There is much debate in the software development community about the value of documentation, especially in regards to the design of the software itself. The disagreements generally cluster around the perceived value of doing a “big upfront design”, and the difficulties of maintaining design documentation synchronized with an ever-changing code base.
One type of documentation that ages well, doesn’t require much effort and almost always pays off is a record of the rationale behind decisions that are made regarding the software architecture. As explained in the axiom “Architectural Tradeoffs”, the definition of a software architecture is all about choosing the right tradeoffs between various quality attributes, cost, time, and other factors. It should be made clear to you, your managers, developers, and other software stakeholders why one solution was chosen over another and what tradeoffs this entailed (did you sacrifice horizontal scalability in the name of reducing hardware and licensing costs? Was security such a concern that it was acceptable to increase the overall response time in exchange for data encryption?).
The exact format of this documentation can vary according to what is appropriate for your project, from quick notes in a text document, wiki or blog, to using a more formal template to record all aspects of each architectural decision. Whatever the form and format, the documentation should answer the basic questions “What was that decision we made?”, and “Why did we make that decision?”. A secondary question that is often asked and should be documented is “What other solutions were considered, and why were they rejected?” (actually, the question usually asked is “Why can’t we do it MY way?”) The documentation should also be searchable so that you can easily find it whenever it’s needed.

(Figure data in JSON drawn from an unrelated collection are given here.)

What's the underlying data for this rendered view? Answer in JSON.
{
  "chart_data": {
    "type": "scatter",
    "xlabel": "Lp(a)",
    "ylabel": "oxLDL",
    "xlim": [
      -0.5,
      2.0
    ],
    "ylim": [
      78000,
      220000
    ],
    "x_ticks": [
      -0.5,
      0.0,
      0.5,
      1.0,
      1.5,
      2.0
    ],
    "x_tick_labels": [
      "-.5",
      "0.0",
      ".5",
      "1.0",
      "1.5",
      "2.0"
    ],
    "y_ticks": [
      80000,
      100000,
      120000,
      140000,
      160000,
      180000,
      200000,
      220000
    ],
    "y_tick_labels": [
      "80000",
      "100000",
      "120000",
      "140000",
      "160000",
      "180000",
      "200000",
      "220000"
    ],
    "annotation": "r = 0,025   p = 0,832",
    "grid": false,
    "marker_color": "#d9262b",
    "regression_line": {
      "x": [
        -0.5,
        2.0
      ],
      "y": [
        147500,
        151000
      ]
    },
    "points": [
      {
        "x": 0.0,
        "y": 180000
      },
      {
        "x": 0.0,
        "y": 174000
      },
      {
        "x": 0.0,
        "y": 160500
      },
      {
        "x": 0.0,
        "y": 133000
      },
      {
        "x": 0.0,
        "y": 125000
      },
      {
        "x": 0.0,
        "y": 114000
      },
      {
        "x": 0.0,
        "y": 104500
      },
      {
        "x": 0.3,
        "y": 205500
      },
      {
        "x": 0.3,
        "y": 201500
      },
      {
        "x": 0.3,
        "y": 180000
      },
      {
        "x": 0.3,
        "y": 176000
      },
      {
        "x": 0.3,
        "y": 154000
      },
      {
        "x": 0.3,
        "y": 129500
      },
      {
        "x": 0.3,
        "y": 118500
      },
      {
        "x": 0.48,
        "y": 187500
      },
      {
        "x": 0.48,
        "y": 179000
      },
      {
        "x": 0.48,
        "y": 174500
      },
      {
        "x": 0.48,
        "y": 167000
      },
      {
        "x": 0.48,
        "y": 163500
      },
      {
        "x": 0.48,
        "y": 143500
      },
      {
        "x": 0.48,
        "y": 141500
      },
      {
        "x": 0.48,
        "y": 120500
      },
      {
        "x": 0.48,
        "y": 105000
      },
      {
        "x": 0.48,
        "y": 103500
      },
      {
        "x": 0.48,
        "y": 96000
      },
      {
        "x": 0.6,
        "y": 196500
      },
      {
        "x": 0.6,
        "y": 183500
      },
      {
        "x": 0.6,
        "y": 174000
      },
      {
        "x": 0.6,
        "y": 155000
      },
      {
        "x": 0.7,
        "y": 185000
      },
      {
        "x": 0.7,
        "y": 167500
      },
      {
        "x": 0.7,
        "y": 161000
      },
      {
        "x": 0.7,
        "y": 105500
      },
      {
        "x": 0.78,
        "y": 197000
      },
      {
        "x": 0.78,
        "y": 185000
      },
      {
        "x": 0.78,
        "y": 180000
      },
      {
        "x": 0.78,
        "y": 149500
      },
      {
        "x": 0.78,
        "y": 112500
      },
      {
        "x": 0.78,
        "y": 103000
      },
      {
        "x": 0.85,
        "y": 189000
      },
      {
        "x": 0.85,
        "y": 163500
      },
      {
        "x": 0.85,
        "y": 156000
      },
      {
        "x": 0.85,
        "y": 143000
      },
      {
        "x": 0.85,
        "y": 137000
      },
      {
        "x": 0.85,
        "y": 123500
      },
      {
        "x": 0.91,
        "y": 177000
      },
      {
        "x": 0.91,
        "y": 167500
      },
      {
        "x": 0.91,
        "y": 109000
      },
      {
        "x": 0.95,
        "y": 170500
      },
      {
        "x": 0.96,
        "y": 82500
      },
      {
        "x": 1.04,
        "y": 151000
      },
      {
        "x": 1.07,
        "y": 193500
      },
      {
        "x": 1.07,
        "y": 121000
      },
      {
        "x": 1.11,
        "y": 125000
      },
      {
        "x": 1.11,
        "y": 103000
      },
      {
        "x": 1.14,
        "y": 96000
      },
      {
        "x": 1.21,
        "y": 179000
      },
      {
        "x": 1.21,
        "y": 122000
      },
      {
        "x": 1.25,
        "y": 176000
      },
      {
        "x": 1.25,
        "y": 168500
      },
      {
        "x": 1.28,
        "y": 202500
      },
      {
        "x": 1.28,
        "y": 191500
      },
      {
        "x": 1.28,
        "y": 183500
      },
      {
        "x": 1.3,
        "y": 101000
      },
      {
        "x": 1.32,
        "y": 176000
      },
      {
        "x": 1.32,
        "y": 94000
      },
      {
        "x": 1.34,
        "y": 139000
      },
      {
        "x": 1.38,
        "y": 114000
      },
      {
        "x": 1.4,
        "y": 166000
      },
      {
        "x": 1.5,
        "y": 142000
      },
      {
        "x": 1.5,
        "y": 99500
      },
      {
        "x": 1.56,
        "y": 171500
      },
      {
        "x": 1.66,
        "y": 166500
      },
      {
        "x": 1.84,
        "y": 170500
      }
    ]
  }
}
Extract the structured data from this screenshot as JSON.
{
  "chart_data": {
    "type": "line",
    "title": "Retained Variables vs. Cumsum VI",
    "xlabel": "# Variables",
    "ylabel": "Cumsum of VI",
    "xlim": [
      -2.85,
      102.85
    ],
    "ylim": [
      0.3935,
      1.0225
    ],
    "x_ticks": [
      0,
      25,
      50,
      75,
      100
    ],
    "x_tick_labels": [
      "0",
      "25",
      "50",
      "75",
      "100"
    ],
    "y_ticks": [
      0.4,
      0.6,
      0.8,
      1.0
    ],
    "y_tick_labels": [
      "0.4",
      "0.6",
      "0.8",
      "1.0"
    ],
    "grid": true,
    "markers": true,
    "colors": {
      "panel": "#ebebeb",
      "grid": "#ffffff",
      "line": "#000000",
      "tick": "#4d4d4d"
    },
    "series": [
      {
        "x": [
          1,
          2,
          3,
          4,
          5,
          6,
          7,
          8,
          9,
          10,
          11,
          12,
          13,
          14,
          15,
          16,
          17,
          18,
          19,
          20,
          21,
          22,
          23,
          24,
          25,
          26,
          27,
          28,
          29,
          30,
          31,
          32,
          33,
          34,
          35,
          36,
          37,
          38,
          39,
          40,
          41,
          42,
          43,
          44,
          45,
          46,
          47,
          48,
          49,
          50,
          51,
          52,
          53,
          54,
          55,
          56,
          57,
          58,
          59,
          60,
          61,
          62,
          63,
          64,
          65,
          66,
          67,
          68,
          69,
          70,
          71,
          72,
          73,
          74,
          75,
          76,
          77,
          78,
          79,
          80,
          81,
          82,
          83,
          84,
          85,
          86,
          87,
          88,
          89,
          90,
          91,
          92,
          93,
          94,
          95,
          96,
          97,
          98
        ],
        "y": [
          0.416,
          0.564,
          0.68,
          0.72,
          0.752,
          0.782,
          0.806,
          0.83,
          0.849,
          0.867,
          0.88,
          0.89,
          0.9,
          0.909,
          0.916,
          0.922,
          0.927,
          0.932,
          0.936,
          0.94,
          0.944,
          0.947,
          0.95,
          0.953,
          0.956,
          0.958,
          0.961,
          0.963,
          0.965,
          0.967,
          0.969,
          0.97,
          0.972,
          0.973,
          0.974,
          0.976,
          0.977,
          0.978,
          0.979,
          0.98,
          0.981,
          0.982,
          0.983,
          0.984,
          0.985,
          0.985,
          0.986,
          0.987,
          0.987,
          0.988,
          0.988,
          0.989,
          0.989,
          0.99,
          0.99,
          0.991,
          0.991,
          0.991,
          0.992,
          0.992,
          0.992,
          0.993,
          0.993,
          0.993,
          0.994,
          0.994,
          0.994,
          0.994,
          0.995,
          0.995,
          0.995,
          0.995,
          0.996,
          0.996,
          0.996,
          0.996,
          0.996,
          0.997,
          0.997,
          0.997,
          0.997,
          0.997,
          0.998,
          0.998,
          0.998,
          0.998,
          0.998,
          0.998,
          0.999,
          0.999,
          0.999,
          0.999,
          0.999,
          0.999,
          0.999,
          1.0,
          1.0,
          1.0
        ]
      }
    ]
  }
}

This documentation may come in handy in a number of situations:
- As a means of communication to developers regarding important architectural principles that should be followed
- To get the team “on the same page”, or even head off a mutiny, when developers question the logic behind the architecture (or even to humbly accept criticism if it turns out a decision doesn’t hold up under scrutiny)
- To show to managers and stakeholders exactly why the software is being built the way it is (such as why an expensive piece of hardware or software is necessary)

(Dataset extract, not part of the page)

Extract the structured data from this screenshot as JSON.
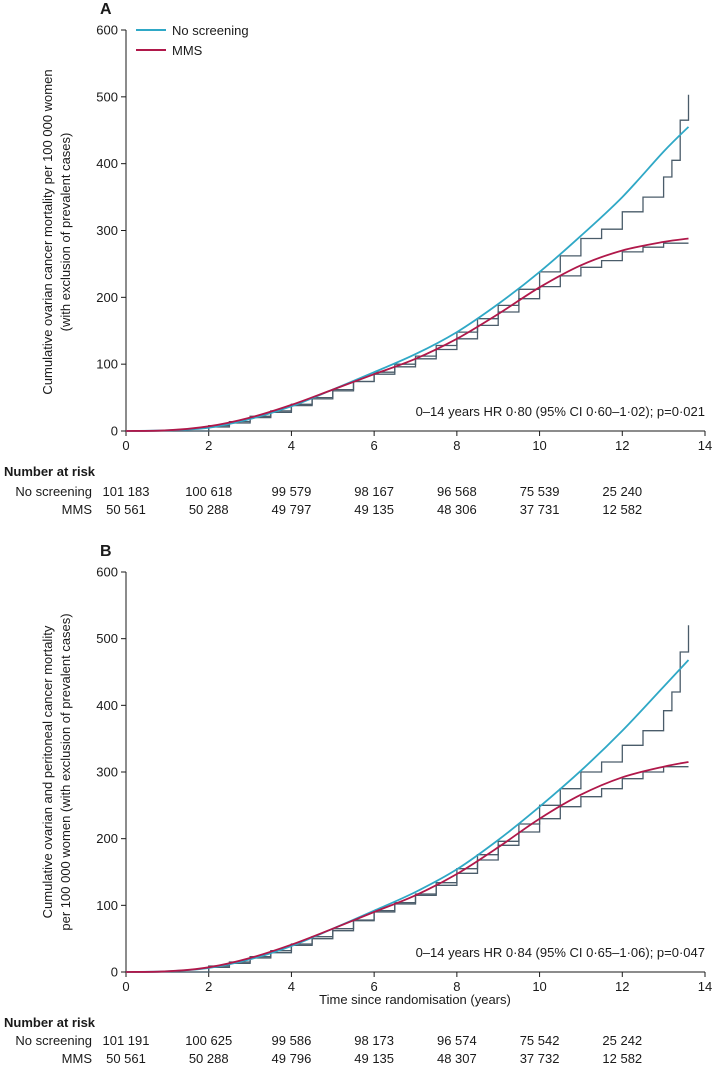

- When handing off the project to a new architect (how many times have you inherited a piece of software and wondered exactly why the designers did it THAT way?)
However, the most important benefits that come from this practice are:
- It forces you to be explicit about your reasoning in order to verify that your foundations are solid (see the axiom “Challenge assumptions – especially your own”)
- It can be used as a starting point to re-evaluate a decision when the conditions that influenced the final decision have changed
The effort required to create this documentation is equivalent to jotting down a few notes whenever you have a meeting or discussion on the subject. Whatever the format you choose, this is one type of documentation that is worth the investment.